And now, Robin Williams. Robin was by far my favorite actor growing up as a child. Along with Dana Carvey, Bill Murray, and Jim Carrey, these actors may have had more of an influence on teaching me humor and entertainment than almost anything else. I wouldn’t be who I am today without Williams’ eccentric mannerisms, Carvey’s impressions, Murray’s comedic timing and Carrey’s willingness to do anything to get a laugh.
These are things that emotionally affect me, in a strong way, and in the overall hierarchy of life it worries me how, even though these people and things have been part of my life since inception, they are still relatively distant in terms of ripples.
All of my grandparents are still alive and, despite a few recent health related issues, are relatively healthy and active. I know one day this won’t be the case, just like it won’t be the case with my aunts and uncles, my parents, the love of my life, my pets, my friends, and me. It’s hard to even type it out, that’s how unprepared I am for what’s to come.
Turning 29 next month doesn’t scare me, but ever more increasingly I find myself thinking about the past instead of the future.
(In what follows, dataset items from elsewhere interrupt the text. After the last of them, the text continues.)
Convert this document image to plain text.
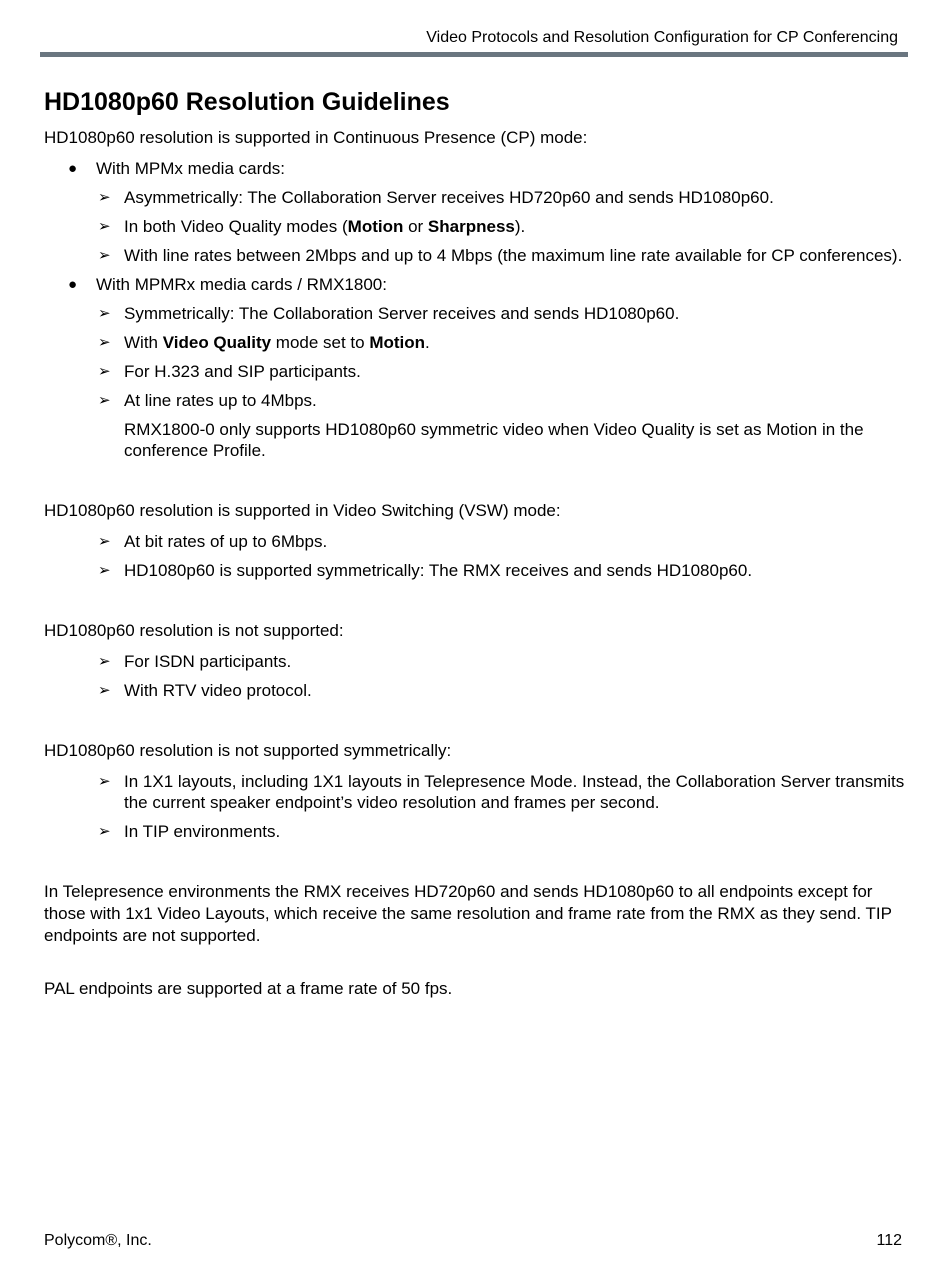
Video Protocols and Resolution Configuration for CP Conferencing
HD1080p60 Resolution Guidelines

HD1080p60 resolution is supported in Continuous Presence (CP) mode:

● With MPMx media cards:
➢ Asymmetrically: The Collaboration Server receives HD720p60 and sends HD1080p60.
➢ In both Video Quality modes (Motion or Sharpness).
➢ With line rates between 2Mbps and up to 4 Mbps (the maximum line rate available for CP conferences).
● With MPMRx media cards / RMX1800:
➢ Symmetrically: The Collaboration Server receives and sends HD1080p60.
➢ With Video Quality mode set to Motion.
➢ For H.323 and SIP participants.
➢ At line rates up to 4Mbps.
RMX1800-0 only supports HD1080p60 symmetric video when Video Quality is set as Motion in the conference Profile.

HD1080p60 resolution is supported in Video Switching (VSW) mode:

➢ At bit rates of up to 6Mbps.
➢ HD1080p60 is supported symmetrically: The RMX receives and sends HD1080p60.

HD1080p60 resolution is not supported:

➢ For ISDN participants.
➢ With RTV video protocol.

HD1080p60 resolution is not supported symmetrically:

➢ In 1X1 layouts, including 1X1 layouts in Telepresence Mode. Instead, the Collaboration Server transmits the current speaker endpoint’s video resolution and frames per second.
➢ In TIP environments.

In Telepresence environments the RMX receives HD720p60 and sends HD1080p60 to all endpoints except for those with 1x1 Video Layouts, which receive the same resolution and frame rate from the RMX as they send. TIP endpoints are not supported.

PAL endpoints are supported at a frame rate of 50 fps.

Polycom®, Inc.	112
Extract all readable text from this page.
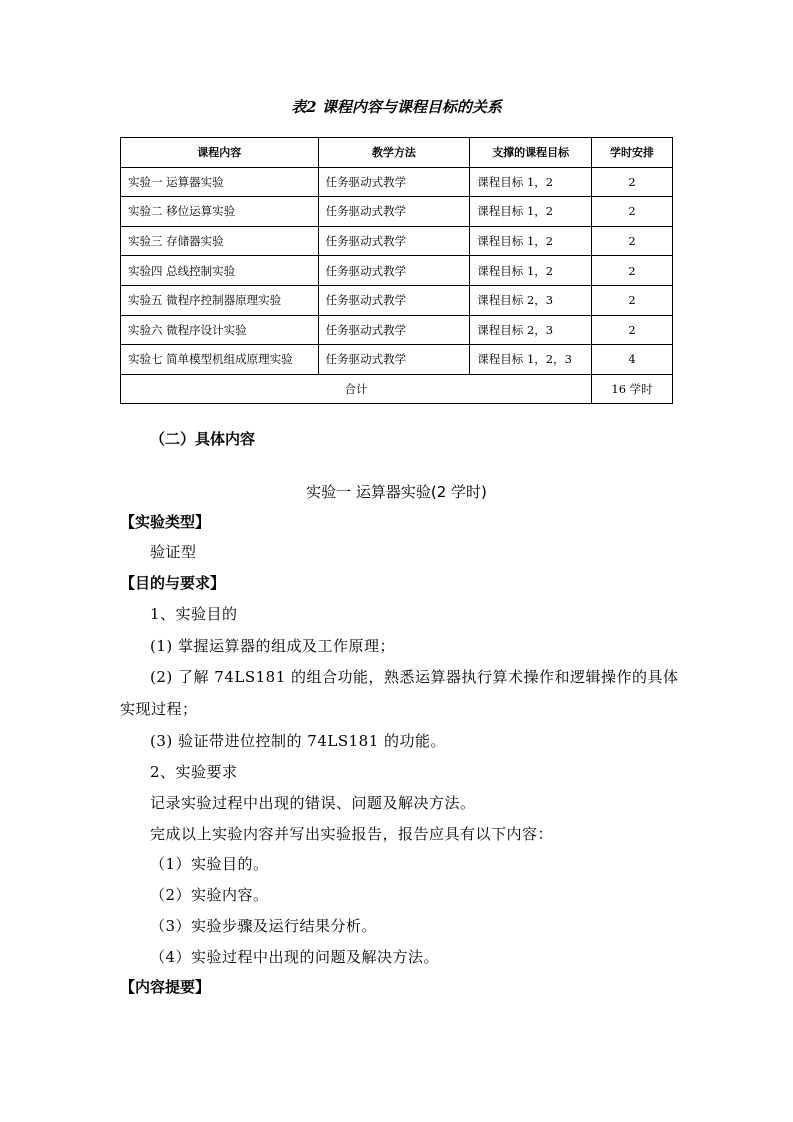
表2 课程内容与课程目标的关系
课程内容	教学方法	支撑的课程目标	学时安排
实验一 运算器实验	任务驱动式教学	课程目标 1，2	2
实验二 移位运算实验	任务驱动式教学	课程目标 1，2	2
实验三 存储器实验	任务驱动式教学	课程目标 1，2	2
实验四 总线控制实验	任务驱动式教学	课程目标 1，2	2
实验五 微程序控制器原理实验	任务驱动式教学	课程目标 2，3	2
实验六 微程序设计实验	任务驱动式教学	课程目标 2，3	2
实验七 简单模型机组成原理实验	任务驱动式教学	课程目标 1，2，3	4
合计			16 学时
（二）具体内容
实验一 运算器实验(2 学时)
【实验类型】
验证型
【目的与要求】
1、实验目的
(1) 掌握运算器的组成及工作原理；
(2) 了解 74LS181 的组合功能，熟悉运算器执行算术操作和逻辑操作的具体
实现过程；
(3) 验证带进位控制的 74LS181 的功能。
2、实验要求
记录实验过程中出现的错误、问题及解决方法。
完成以上实验内容并写出实验报告，报告应具有以下内容：
（1）实验目的。
（2）实验内容。
（3）实验步骤及运行结果分析。
（4）实验过程中出现的问题及解决方法。
【内容提要】
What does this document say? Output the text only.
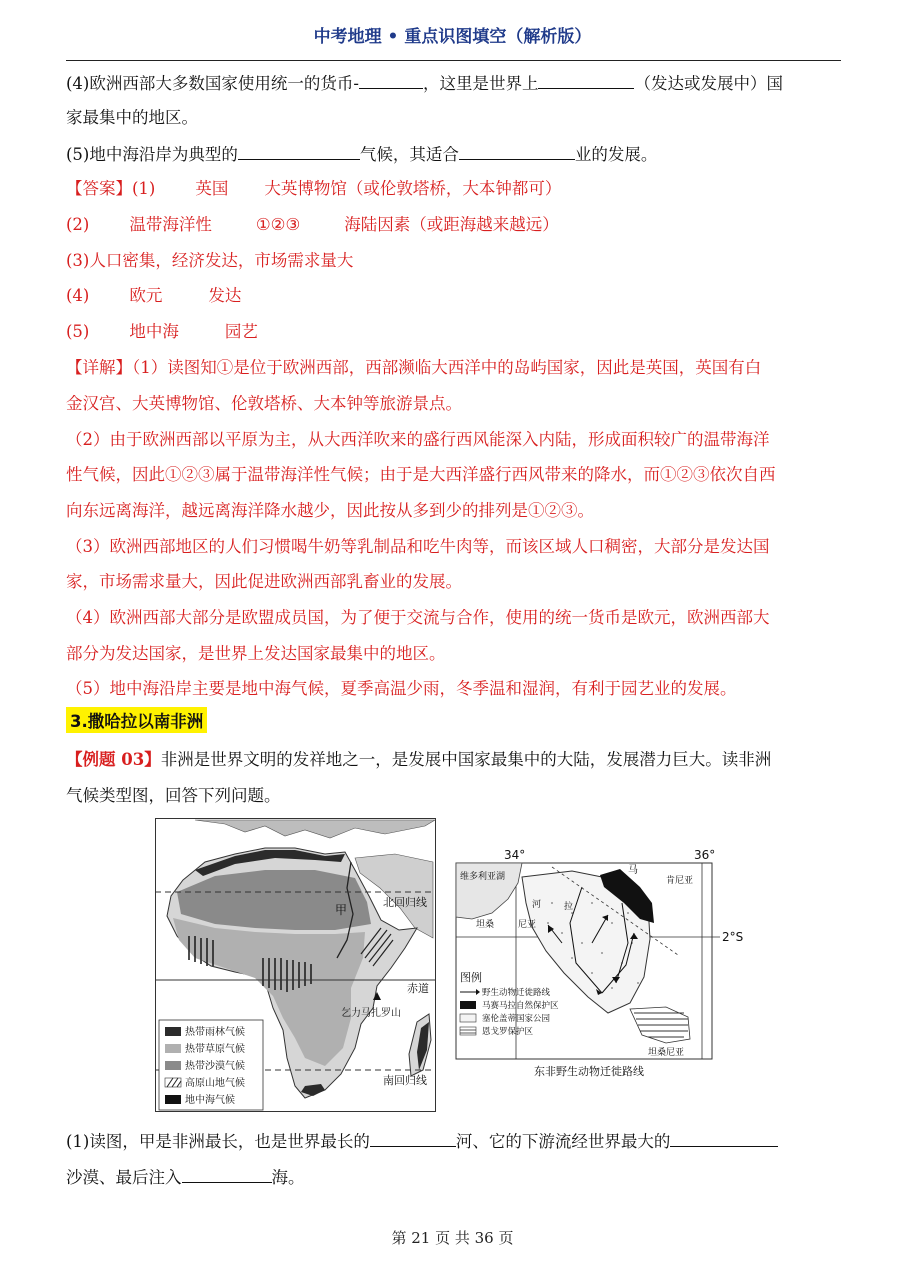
中考地理 • 重点识图填空（解析版）
(4)欧洲西部大多数国家使用统一的货币-	，这里是世界上	（发达或发展中）国
家最集中的地区。
(5)地中海沿岸为典型的	气候，其适合	业的发展。
【答案】(1) 英国 大英博物馆（或伦敦塔桥，大本钟都可）
(2) 温带海洋性	①②③	海陆因素（或距海越来越远）
(3)人口密集，经济发达，市场需求量大
(4) 欧元	发达
(5) 地中海	园艺
【详解】（1）读图知①是位于欧洲西部，西部濒临大西洋中的岛屿国家，因此是英国，英国有白
金汉宫、大英博物馆、伦敦塔桥、大本钟等旅游景点。
（2）由于欧洲西部以平原为主，从大西洋吹来的盛行西风能深入内陆，形成面积较广的温带海洋
性气候，因此①②③属于温带海洋性气候；由于是大西洋盛行西风带来的降水，而①②③依次自西
向东远离海洋，越远离海洋降水越少，因此按从多到少的排列是①②③。
（3）欧洲西部地区的人们习惯喝牛奶等乳制品和吃牛肉等，而该区域人口稠密，大部分是发达国
家，市场需求量大，因此促进欧洲西部乳畜业的发展。
（4）欧洲西部大部分是欧盟成员国，为了便于交流与合作，使用的统一货币是欧元，欧洲西部大
部分为发达国家，是世界上发达国家最集中的地区。
（5）地中海沿岸主要是地中海气候，夏季高温少雨，冬季温和湿润，有利于园艺业的发展。
3.撒哈拉以南非洲
【例题 03】非洲是世界文明的发祥地之一，是发展中国家最集中的大陆，发展潜力巨大。读非洲
气候类型图，回答下列问题。
甲
北回归线
赤道
南回归线
乞力马扎罗山
热带雨林气候
热带草原气候
热带沙漠气候
高原山地气候
地中海气候
34°	36°
2°S
维多利亚湖
马
肯尼亚
河	拉
坦桑	尼亚
坦桑尼亚
图例
野生动物迁徙路线
马赛马拉自然保护区
塞伦盖蒂国家公园
恩戈罗保护区
东非野生动物迁徙路线
(1)读图，甲是非洲最长，也是世界最长的	河、它的下游流经世界最大的
沙漠、最后注入	海。
第 21 页 共 36 页
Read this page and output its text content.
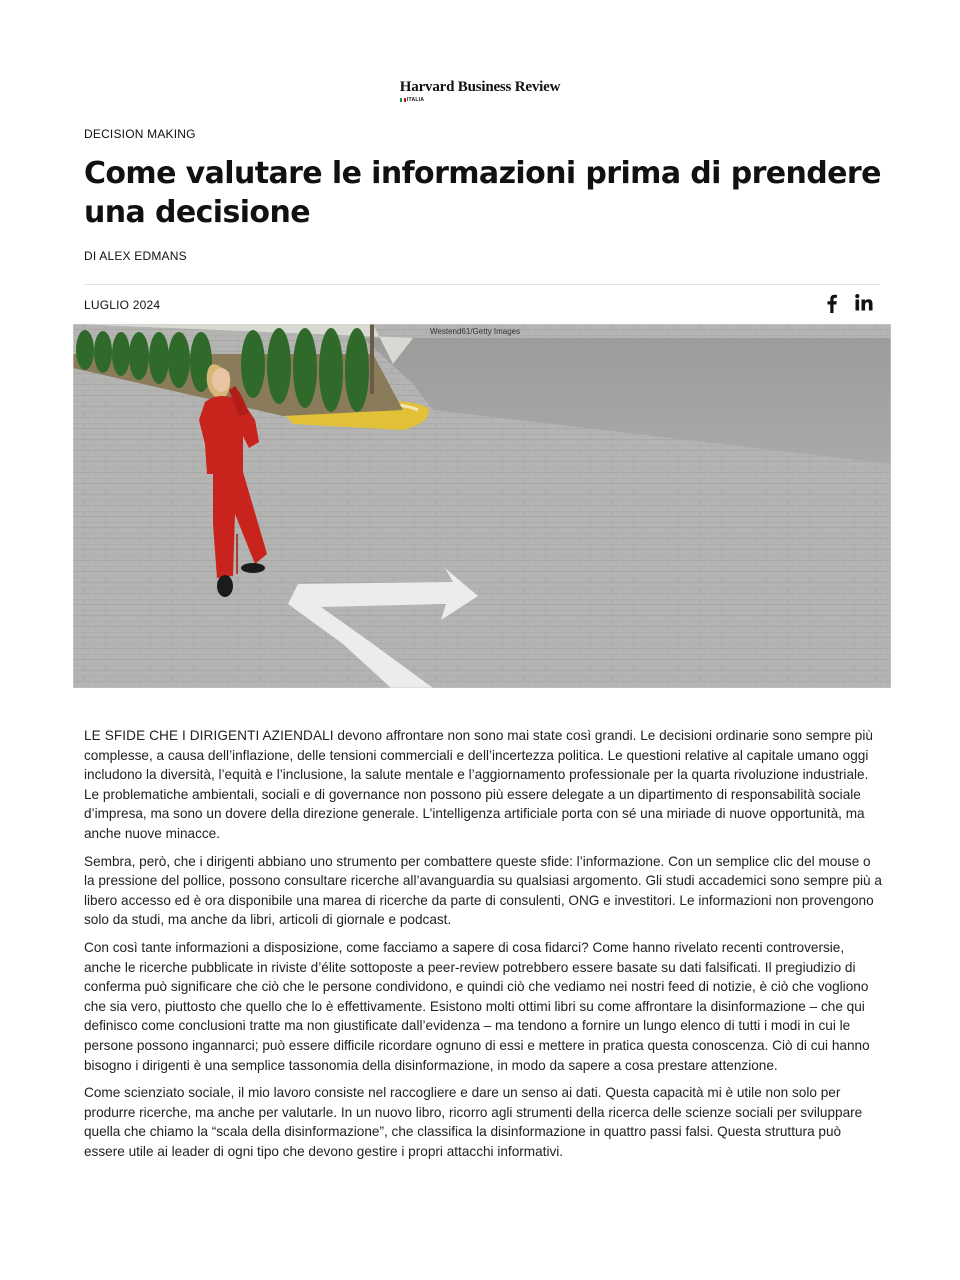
Harvard Business Review
ITALIA
DECISION MAKING
Come valutare le informazioni prima di prendere una decisione
DI ALEX EDMANS
LUGLIO 2024
Westend61/Getty Images

LE SFIDE CHE I DIRIGENTI AZIENDALI devono affrontare non sono mai state così grandi. Le decisioni ordinarie sono sempre più complesse, a causa dell’inflazione, delle tensioni commerciali e dell’incertezza politica. Le questioni relative al capitale umano oggi includono la diversità, l’equità e l’inclusione, la salute mentale e l’aggiornamento professionale per la quarta rivoluzione industriale. Le problematiche ambientali, sociali e di governance non possono più essere delegate a un dipartimento di responsabilità sociale d’impresa, ma sono un dovere della direzione generale. L’intelligenza artificiale porta con sé una miriade di nuove opportunità, ma anche nuove minacce.

Sembra, però, che i dirigenti abbiano uno strumento per combattere queste sfide: l’informazione. Con un semplice clic del mouse o la pressione del pollice, possono consultare ricerche all’avanguardia su qualsiasi argomento. Gli studi accademici sono sempre più a libero accesso ed è ora disponibile una marea di ricerche da parte di consulenti, ONG e investitori. Le informazioni non provengono solo da studi, ma anche da libri, articoli di giornale e podcast.

Con così tante informazioni a disposizione, come facciamo a sapere di cosa fidarci? Come hanno rivelato recenti controversie, anche le ricerche pubblicate in riviste d’élite sottoposte a peer-review potrebbero essere basate su dati falsificati. Il pregiudizio di conferma può significare che ciò che le persone condividono, e quindi ciò che vediamo nei nostri feed di notizie, è ciò che vogliono che sia vero, piuttosto che quello che lo è effettivamente. Esistono molti ottimi libri su come affrontare la disinformazione – che qui definisco come conclusioni tratte ma non giustificate dall’evidenza – ma tendono a fornire un lungo elenco di tutti i modi in cui le persone possono ingannarci; può essere difficile ricordare ognuno di essi e mettere in pratica questa conoscenza. Ciò di cui hanno bisogno i dirigenti è una semplice tassonomia della disinformazione, in modo da sapere a cosa prestare attenzione.

Come scienziato sociale, il mio lavoro consiste nel raccogliere e dare un senso ai dati. Questa capacità mi è utile non solo per produrre ricerche, ma anche per valutarle. In un nuovo libro, ricorro agli strumenti della ricerca delle scienze sociali per sviluppare quella che chiamo la “scala della disinformazione”, che classifica la disinformazione in quattro passi falsi. Questa struttura può essere utile ai leader di ogni tipo che devono gestire i propri attacchi informativi.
I’m still a very young man with my most important accomplishments still to come but I’m finally admitting to myself that I’m starting to have enough life experience to know that life is about the experience.
When you love your life as much as I love mine, it’s increasingly tougher to not wait for the house of cards to fall crashing to the ground but for now I will continue to admire it, protect it and be grateful for the years it took to build it.